Он снял трубку телефона, вызвал надзорку и усадил ее писать протокол.
– Значит, так. Осужденная Каткова систематически нарушает форму одежды. Ходит без косынки, в тапочках, укорачивает юбку. На замечания реагирует дерзко, демонстрируя упорное нежелание встать на путь исправления. Заслуживает водворения в штрафной изолятор на семь суток.
Каткова невесело усмехнулась.
– Давайте уж суток на десять. Чего мелочиться?
– Мосину сюда, – приказал Гаманец надзорке.
Фаина Мосина, блондинка лет тридцати восьми, с хорошей фигурой, похожая на учительницу, была давней агенткой Гаманца. Но в последнее время перестала поставлять информацию, на многозначительные взгляды и условные жесты не реагировала, на конспиративные встречи не являлась, лишая опера необходимой и очень важной информации, на которой, собственно, и строился успех его работы. Понятно, что на связи у него находились и другие зэчки, но Фаина была особенной.
Гаманец очень переживал этот разрыв. Благодаря Мосиной он мог вернуться в уголовный розыск, откуда его турнули за бездарную работу.

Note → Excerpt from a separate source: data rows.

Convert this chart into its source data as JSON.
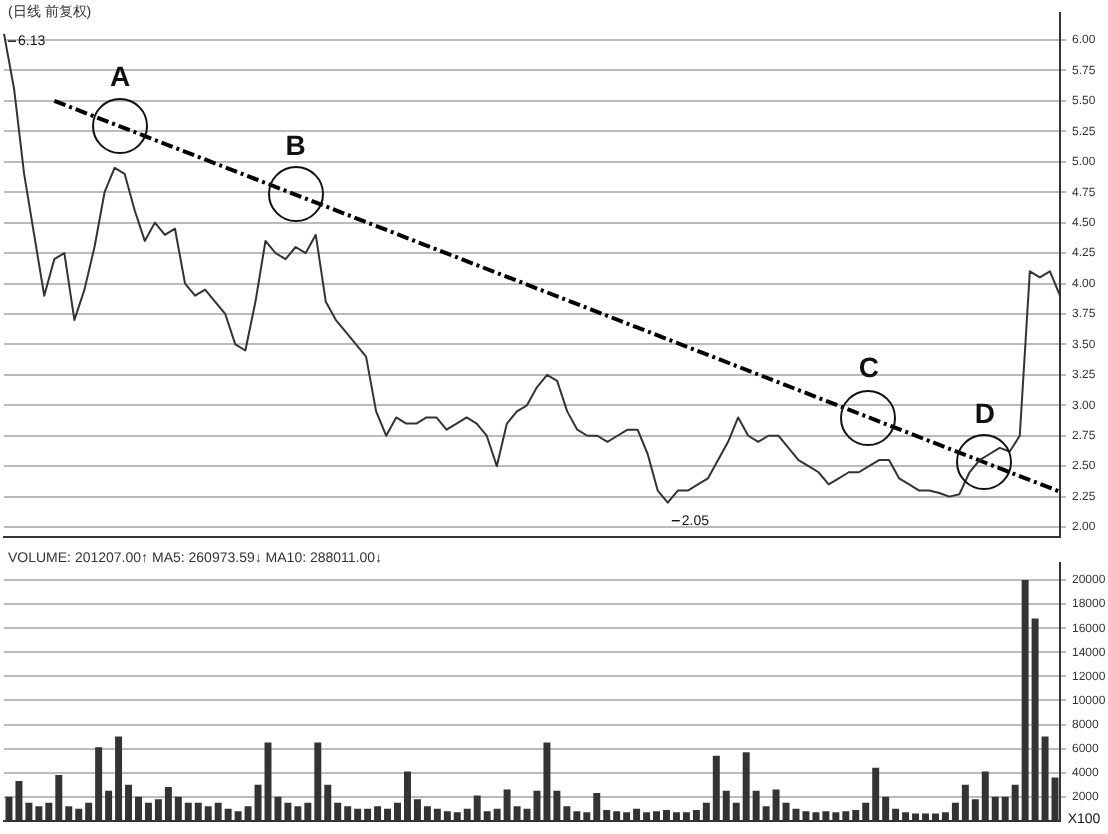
{
  "chart_data": [
    {
      "type": "line",
      "title": "(日线 前复权)",
      "categories": [
        null,
        null,
        null,
        null,
        null,
        null,
        null,
        null,
        null,
        null,
        null,
        null,
        null,
        null,
        null,
        null,
        null,
        null,
        null,
        null,
        null,
        null,
        null,
        null,
        null,
        null,
        null,
        null,
        null,
        null,
        null,
        null,
        null,
        null,
        null,
        null,
        null,
        null,
        null,
        null,
        null,
        null,
        null,
        null,
        null,
        null,
        null,
        null,
        null,
        null,
        null,
        null,
        null,
        null,
        null,
        null,
        null,
        null,
        null,
        null,
        null,
        null,
        null,
        null,
        null,
        null,
        null,
        null,
        null,
        null,
        null,
        null,
        null,
        null,
        null,
        null,
        null,
        null,
        null,
        null,
        null,
        null,
        null,
        null,
        null,
        null,
        null,
        null,
        null,
        null,
        null,
        null,
        null,
        null,
        null,
        null,
        null,
        null,
        null,
        null,
        null,
        null,
        null,
        null,
        null,
        null
      ],
      "series": [
        {
          "color": "#333333",
          "values": [
            6.05,
            5.6,
            4.9,
            4.4,
            3.9,
            4.2,
            4.25,
            3.7,
            3.95,
            4.3,
            4.75,
            4.95,
            4.9,
            4.6,
            4.35,
            4.5,
            4.4,
            4.45,
            4.0,
            3.9,
            3.95,
            3.85,
            3.75,
            3.5,
            3.45,
            3.85,
            4.35,
            4.25,
            4.2,
            4.3,
            4.25,
            4.4,
            3.85,
            3.7,
            3.6,
            3.5,
            3.4,
            2.95,
            2.75,
            2.9,
            2.85,
            2.85,
            2.9,
            2.9,
            2.8,
            2.85,
            2.9,
            2.85,
            2.75,
            2.5,
            2.85,
            2.95,
            3.0,
            3.15,
            3.25,
            3.2,
            2.95,
            2.8,
            2.75,
            2.75,
            2.7,
            2.75,
            2.8,
            2.8,
            2.6,
            2.3,
            2.2,
            2.3,
            2.3,
            2.35,
            2.4,
            2.55,
            2.7,
            2.9,
            2.75,
            2.7,
            2.75,
            2.75,
            2.65,
            2.55,
            2.5,
            2.45,
            2.35,
            2.4,
            2.45,
            2.45,
            2.5,
            2.55,
            2.55,
            2.4,
            2.35,
            2.3,
            2.3,
            2.28,
            2.25,
            2.27,
            2.45,
            2.55,
            2.6,
            2.65,
            2.62,
            2.75,
            4.1,
            4.05,
            4.1,
            3.9
          ]
        },
        {
          "type": "line",
          "color": "#000000",
          "line_style": "dashed",
          "values": [
            null,
            null,
            null,
            null,
            null,
            5.5,
            null,
            null,
            null,
            null,
            null,
            null,
            null,
            null,
            null,
            null,
            null,
            null,
            null,
            null,
            null,
            null,
            null,
            null,
            null,
            null,
            null,
            null,
            null,
            null,
            null,
            null,
            null,
            null,
            null,
            null,
            null,
            null,
            null,
            null,
            null,
            null,
            null,
            null,
            null,
            null,
            null,
            null,
            null,
            null,
            null,
            null,
            null,
            null,
            null,
            null,
            null,
            null,
            null,
            null,
            null,
            null,
            null,
            null,
            null,
            null,
            null,
            null,
            null,
            null,
            null,
            null,
            null,
            null,
            null,
            null,
            null,
            null,
            null,
            null,
            null,
            null,
            null,
            null,
            null,
            null,
            null,
            null,
            null,
            null,
            null,
            null,
            null,
            null,
            null,
            null,
            null,
            null,
            null,
            null,
            null,
            null,
            null,
            null,
            null,
            2.29
          ]
        }
      ],
      "ylim": [
        1.92,
        6.22
      ],
      "yticks": [
        {
          "value": 2,
          "label": "2.00"
        },
        {
          "value": 2.25,
          "label": "2.25"
        },
        {
          "value": 2.5,
          "label": "2.50"
        },
        {
          "value": 2.75,
          "label": "2.75"
        },
        {
          "value": 3,
          "label": "3.00"
        },
        {
          "value": 3.25,
          "label": "3.25"
        },
        {
          "value": 3.5,
          "label": "3.50"
        },
        {
          "value": 3.75,
          "label": "3.75"
        },
        {
          "value": 4,
          "label": "4.00"
        },
        {
          "value": 4.25,
          "label": "4.25"
        },
        {
          "value": 4.5,
          "label": "4.50"
        },
        {
          "value": 4.75,
          "label": "4.75"
        },
        {
          "value": 5,
          "label": "5.00"
        },
        {
          "value": 5.25,
          "label": "5.25"
        },
        {
          "value": 5.5,
          "label": "5.50"
        },
        {
          "value": 5.75,
          "label": "5.75"
        },
        {
          "value": 6,
          "label": "6.00"
        }
      ],
      "grid": "y",
      "legend": false,
      "tick_labels": "y",
      "marker": "none",
      "annotations": [
        "6.13",
        "2.05",
        {
          "text": "A",
          "y": 5.29
        },
        {
          "text": "B",
          "y": 4.73
        },
        {
          "text": "C",
          "y": 2.9
        },
        {
          "text": "D",
          "y": 2.53
        }
      ]
    },
    {
      "type": "bar",
      "title": "VOLUME: 201207.00↑  MA5: 260973.59↓  MA10: 288011.00↓",
      "categories": [
        null,
        null,
        null,
        null,
        null,
        null,
        null,
        null,
        null,
        null,
        null,
        null,
        null,
        null,
        null,
        null,
        null,
        null,
        null,
        null,
        null,
        null,
        null,
        null,
        null,
        null,
        null,
        null,
        null,
        null,
        null,
        null,
        null,
        null,
        null,
        null,
        null,
        null,
        null,
        null,
        null,
        null,
        null,
        null,
        null,
        null,
        null,
        null,
        null,
        null,
        null,
        null,
        null,
        null,
        null,
        null,
        null,
        null,
        null,
        null,
        null,
        null,
        null,
        null,
        null,
        null,
        null,
        null,
        null,
        null,
        null,
        null,
        null,
        null,
        null,
        null,
        null,
        null,
        null,
        null,
        null,
        null,
        null,
        null,
        null,
        null,
        null,
        null,
        null,
        null,
        null,
        null,
        null,
        null,
        null,
        null,
        null,
        null,
        null,
        null,
        null,
        null,
        null,
        null,
        null,
        null
      ],
      "series": [
        {
          "color": "#333333",
          "values": [
            2000,
            3300,
            1500,
            1200,
            1500,
            3800,
            1200,
            1000,
            1500,
            6100,
            2500,
            7000,
            3000,
            2000,
            1500,
            1800,
            2800,
            2000,
            1500,
            1500,
            1200,
            1500,
            1000,
            800,
            1200,
            3000,
            6500,
            2000,
            1500,
            1200,
            1500,
            6500,
            3000,
            1500,
            1200,
            1000,
            1000,
            1200,
            1000,
            1500,
            4100,
            1800,
            1200,
            1000,
            800,
            700,
            1000,
            2100,
            800,
            1000,
            2600,
            1200,
            1000,
            2500,
            6500,
            2500,
            1200,
            800,
            700,
            2300,
            900,
            800,
            700,
            1000,
            700,
            800,
            900,
            700,
            700,
            900,
            1500,
            5400,
            2500,
            1500,
            5700,
            2500,
            1200,
            2600,
            1500,
            1000,
            800,
            700,
            800,
            700,
            800,
            900,
            1500,
            4400,
            2000,
            1000,
            700,
            600,
            600,
            600,
            700,
            1500,
            3000,
            1800,
            4100,
            2000,
            2000,
            3000,
            20000,
            16800,
            7000,
            3600
          ]
        }
      ],
      "ylim": [
        0,
        21400
      ],
      "yticks": [
        2000,
        4000,
        6000,
        8000,
        10000,
        12000,
        14000,
        16000,
        18000,
        20000
      ],
      "grid": "y",
      "legend": false,
      "tick_labels": "y",
      "annotations": [
        "X100"
      ]
    }
  ]
}
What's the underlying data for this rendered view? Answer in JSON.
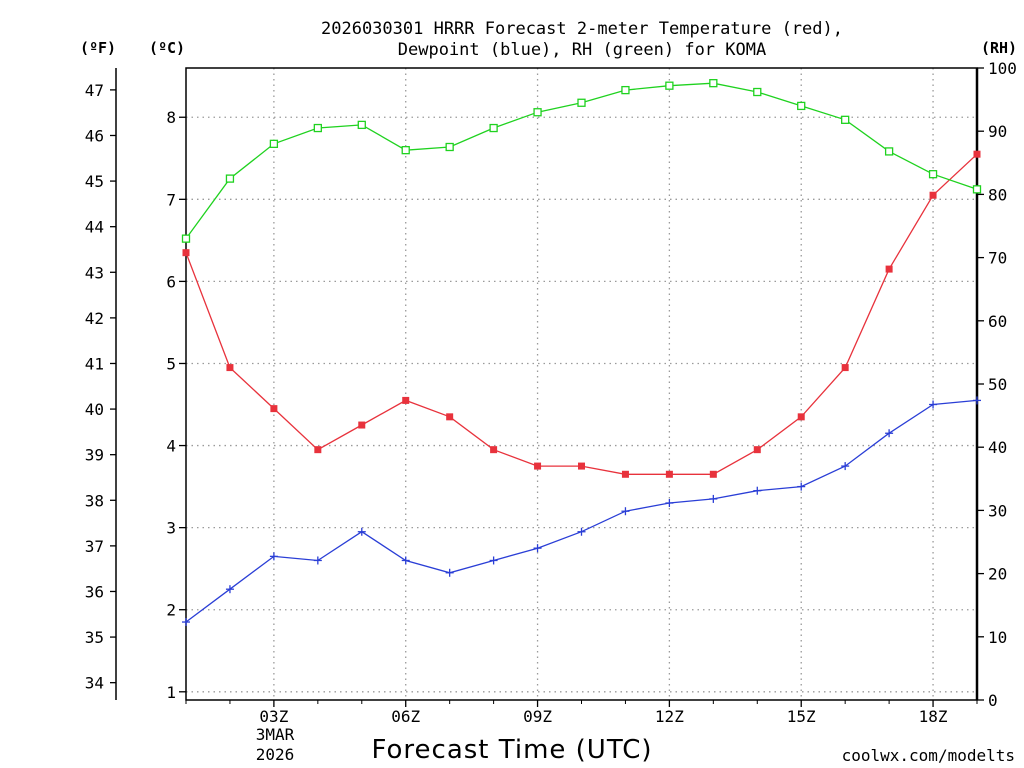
{
  "colors": {
    "temperature": "#e8323c",
    "dewpoint": "#2a3ed6",
    "rh": "#1fd21f",
    "grid": "#9a9a9a",
    "credit": "#cc2222"
  },
  "chart_data": {
    "type": "line",
    "title": "2026030301 HRRR Forecast 2-meter Temperature (red),",
    "subtitle": "Dewpoint (blue), RH (green) for KOMA",
    "xlabel": "Forecast Time (UTC)",
    "x_hours": [
      1,
      2,
      3,
      4,
      5,
      6,
      7,
      8,
      9,
      10,
      11,
      12,
      13,
      14,
      15,
      16,
      17,
      18,
      19
    ],
    "xlim": [
      1,
      19
    ],
    "x_ticks": [
      {
        "hour": 3,
        "label": "03Z"
      },
      {
        "hour": 6,
        "label": "06Z"
      },
      {
        "hour": 9,
        "label": "09Z"
      },
      {
        "hour": 12,
        "label": "12Z"
      },
      {
        "hour": 15,
        "label": "15Z"
      },
      {
        "hour": 18,
        "label": "18Z"
      }
    ],
    "date_label_line1": "3MAR",
    "date_label_line2": "2026",
    "left_c_unit": "(ºC)",
    "left_f_unit": "(ºF)",
    "right_unit": "(RH)",
    "ylim_c": [
      0.9,
      8.6
    ],
    "yticks_c": [
      1,
      2,
      3,
      4,
      5,
      6,
      7,
      8
    ],
    "yticks_f": [
      34,
      35,
      36,
      37,
      38,
      39,
      40,
      41,
      42,
      43,
      44,
      45,
      46,
      47
    ],
    "ylim_rh": [
      0,
      100
    ],
    "yticks_rh": [
      0,
      10,
      20,
      30,
      40,
      50,
      60,
      70,
      80,
      90,
      100
    ],
    "grid": true,
    "series": [
      {
        "name": "Temperature",
        "axis": "C",
        "marker": "filled-square",
        "values": [
          6.35,
          4.95,
          4.45,
          3.95,
          4.25,
          4.55,
          4.35,
          3.95,
          3.75,
          3.75,
          3.65,
          3.65,
          3.65,
          3.95,
          4.35,
          4.95,
          6.15,
          7.05,
          7.55
        ]
      },
      {
        "name": "Dewpoint",
        "axis": "C",
        "marker": "plus",
        "values": [
          1.85,
          2.25,
          2.65,
          2.6,
          2.95,
          2.6,
          2.45,
          2.6,
          2.75,
          2.95,
          3.2,
          3.3,
          3.35,
          3.45,
          3.5,
          3.75,
          4.15,
          4.5,
          4.55
        ]
      },
      {
        "name": "Relative Humidity",
        "axis": "RH",
        "marker": "open-square",
        "values": [
          73,
          82.5,
          88,
          90.5,
          91,
          87,
          87.5,
          90.5,
          93,
          94.5,
          96.5,
          97.2,
          97.6,
          96.2,
          94,
          91.8,
          86.8,
          83.2,
          80.8
        ]
      }
    ],
    "credit": "coolwx.com/modelts"
  }
}
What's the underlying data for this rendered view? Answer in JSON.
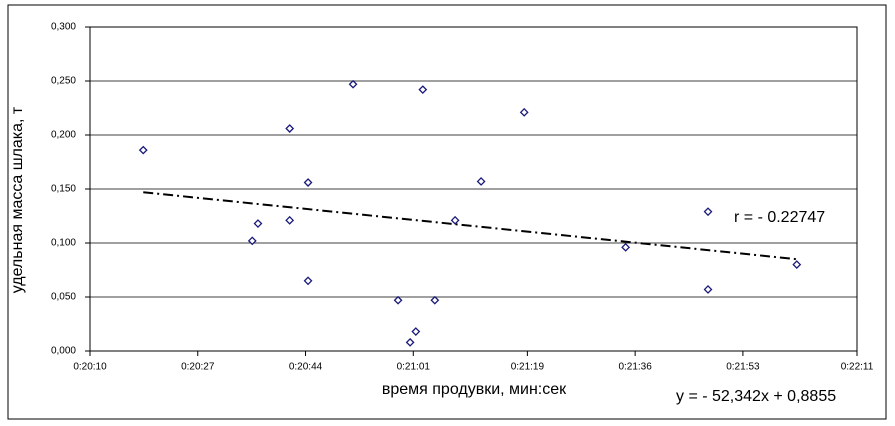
{
  "chart_data": {
    "type": "scatter",
    "x_label": "время продувки, мин:сек",
    "y_label": "удельная масса шлака, т",
    "series": [
      {
        "name": "points",
        "color": "#1a1a7a",
        "x": [
          1218.4,
          1235.6,
          1236.5,
          1241.5,
          1241.5,
          1244.4,
          1244.4,
          1251.5,
          1258.6,
          1260.5,
          1261.4,
          1262.5,
          1264.4,
          1267.6,
          1271.7,
          1278.5,
          1294.5,
          1307.5,
          1307.5,
          1321.5
        ],
        "values": [
          0.186,
          0.102,
          0.118,
          0.206,
          0.121,
          0.156,
          0.065,
          0.247,
          0.047,
          0.008,
          0.018,
          0.242,
          0.047,
          0.121,
          0.157,
          0.221,
          0.096,
          0.129,
          0.057,
          0.08
        ]
      }
    ],
    "trendline": {
      "x": [
        1218.4,
        1321.5
      ],
      "values": [
        0.147,
        0.085
      ],
      "color": "#000000"
    },
    "annotations": [
      "r = - 0.22747",
      "y = - 52,342x + 0,8855"
    ],
    "xlim": [
      1210,
      1331
    ],
    "xticks": [
      {
        "value": 1210,
        "label": "0:20:10"
      },
      {
        "value": 1227,
        "label": "0:20:27"
      },
      {
        "value": 1244,
        "label": "0:20:44"
      },
      {
        "value": 1261,
        "label": "0:21:01"
      },
      {
        "value": 1279,
        "label": "0:21:19"
      },
      {
        "value": 1296,
        "label": "0:21:36"
      },
      {
        "value": 1313,
        "label": "0:21:53"
      },
      {
        "value": 1331,
        "label": "0:22:11"
      }
    ],
    "ylim": [
      0,
      0.3
    ],
    "yticks": [
      {
        "value": 0,
        "label": "0,000"
      },
      {
        "value": 0.05,
        "label": "0,050"
      },
      {
        "value": 0.1,
        "label": "0,100"
      },
      {
        "value": 0.15,
        "label": "0,150"
      },
      {
        "value": 0.2,
        "label": "0,200"
      },
      {
        "value": 0.25,
        "label": "0,250"
      },
      {
        "value": 0.3,
        "label": "0,300"
      }
    ],
    "grid": true
  }
}
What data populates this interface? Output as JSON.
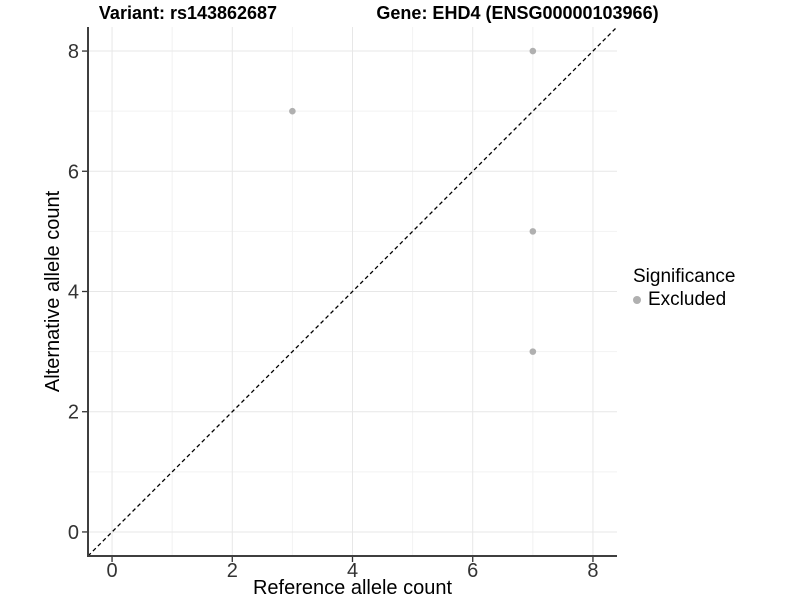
{
  "chart_data": {
    "type": "scatter",
    "titles": {
      "left": "Variant: rs143862687",
      "right": "Gene: EHD4 (ENSG00000103966)"
    },
    "xlabel": "Reference allele count",
    "ylabel": "Alternative allele count",
    "xlim": [
      -0.4,
      8.4
    ],
    "ylim": [
      -0.4,
      8.4
    ],
    "xticks": [
      0,
      2,
      4,
      6,
      8
    ],
    "yticks": [
      0,
      2,
      4,
      6,
      8
    ],
    "xminor": [
      1,
      3,
      5,
      7
    ],
    "yminor": [
      1,
      3,
      5,
      7
    ],
    "grid": "on",
    "reference_line": {
      "type": "identity",
      "slope": 1,
      "intercept": 0,
      "linestyle": "dashed",
      "color": "#000000"
    },
    "series": [
      {
        "name": "Excluded",
        "color": "#b0b0b0",
        "points": [
          [
            3,
            7
          ],
          [
            7,
            8
          ],
          [
            7,
            5
          ],
          [
            7,
            3
          ]
        ]
      }
    ],
    "legend": {
      "title": "Significance",
      "position": "right",
      "items": [
        {
          "label": "Excluded",
          "color": "#b0b0b0"
        }
      ]
    }
  },
  "colors": {
    "grid_major": "#e7e7e7",
    "grid_minor": "#f2f2f2",
    "axis_line": "#3f3f3f",
    "tick_mark": "#333333",
    "tick_text": "#333333",
    "title_text": "#000000"
  }
}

Или же сделать карьеру здесь, на женской зоне, проявить себя лучше, чем подполковник Корешков, и занять его место.
И вот Мосина ведет себя в высшей степени странно. А он даже не знает причину. Но сейчас он все поймет. Он и шмон в первом отряде устроил исключительно для того, чтобы в числе других вызвать свою агентку.
Фая стояла на пороге, сцепив руки за спиной и глядя куда-то в сторону. Ну прямо Зоя Космодемьянская блин. Майор поставил на стол тарелку с бутербродами. С колбасой и с сыром. Вскипятил чай, в вазочке лежали любимые конфеты Фаи – каракум.
– Садись. Чего, как неродная?
– Спасибо, постою.
Гаманец подошел к женщине совсем близко. И тут же отстранился. От женщины пахло табаком и утренними кислыми щами.
– Что происходит, Фаечка?
Мосина смотрела в глаза начальнику спокойно и твердо.
– Хватит, попользовался.
Ах, вот оно что! Решила соскочить.
– А жить тебе не надоело? – мягко спросил Гаманец.
– Надоело, – резко отвечала Фая.
– Ну и в чем дело? Действуй! Кто тебе мешает?
– Попробую сначала так, без эксцессов.
– Угрожаешь?
– Предупреждаю.
– Ладно, иди. Подумай еще.
Мосина в дверях обернулась:
– Ты меня знаешь. Между нами все кончено.
На утренней планерке Гаманец доложил о результатах обыска в первом отряде. Сообщил, что у него есть оперативные данные, подтверждающие, что Мосина и Агеева воруют ткань на швейной фабрике, а потом обменивают его у лагерных барыг на чай и теофедрин. Для проведения следствия необходимо посадить обеих в штрафной изолятор минимум на семь суток. Такого же срока заслуживает и Каткова за систематическое нарушение формы одежды.
– Отстал бы ты от нее, – сказала Ставская.
– А что ты так за нее переживаешь? – вскинулся Гаманец.
– Я за всех переживаю. И на Мосину с Агеевой у тебя одни только сигналы. Не из космоса сигналят? Я понимаю, подозрительность – хлеб твой, но надо же меру знать.
– Подозрительность – добродетель каждого, кто работает в нашей системе, – назидательно произнес Гаманец. – И вообще, здоровое недоверие – хорошая основа для совместной работы. Это еще Сталин говорил.
– Я, конечно, понимаю, – ядовито заметила Ставская, – каждый должен показывать, что не зря деньги получает. Но не до такой же степени.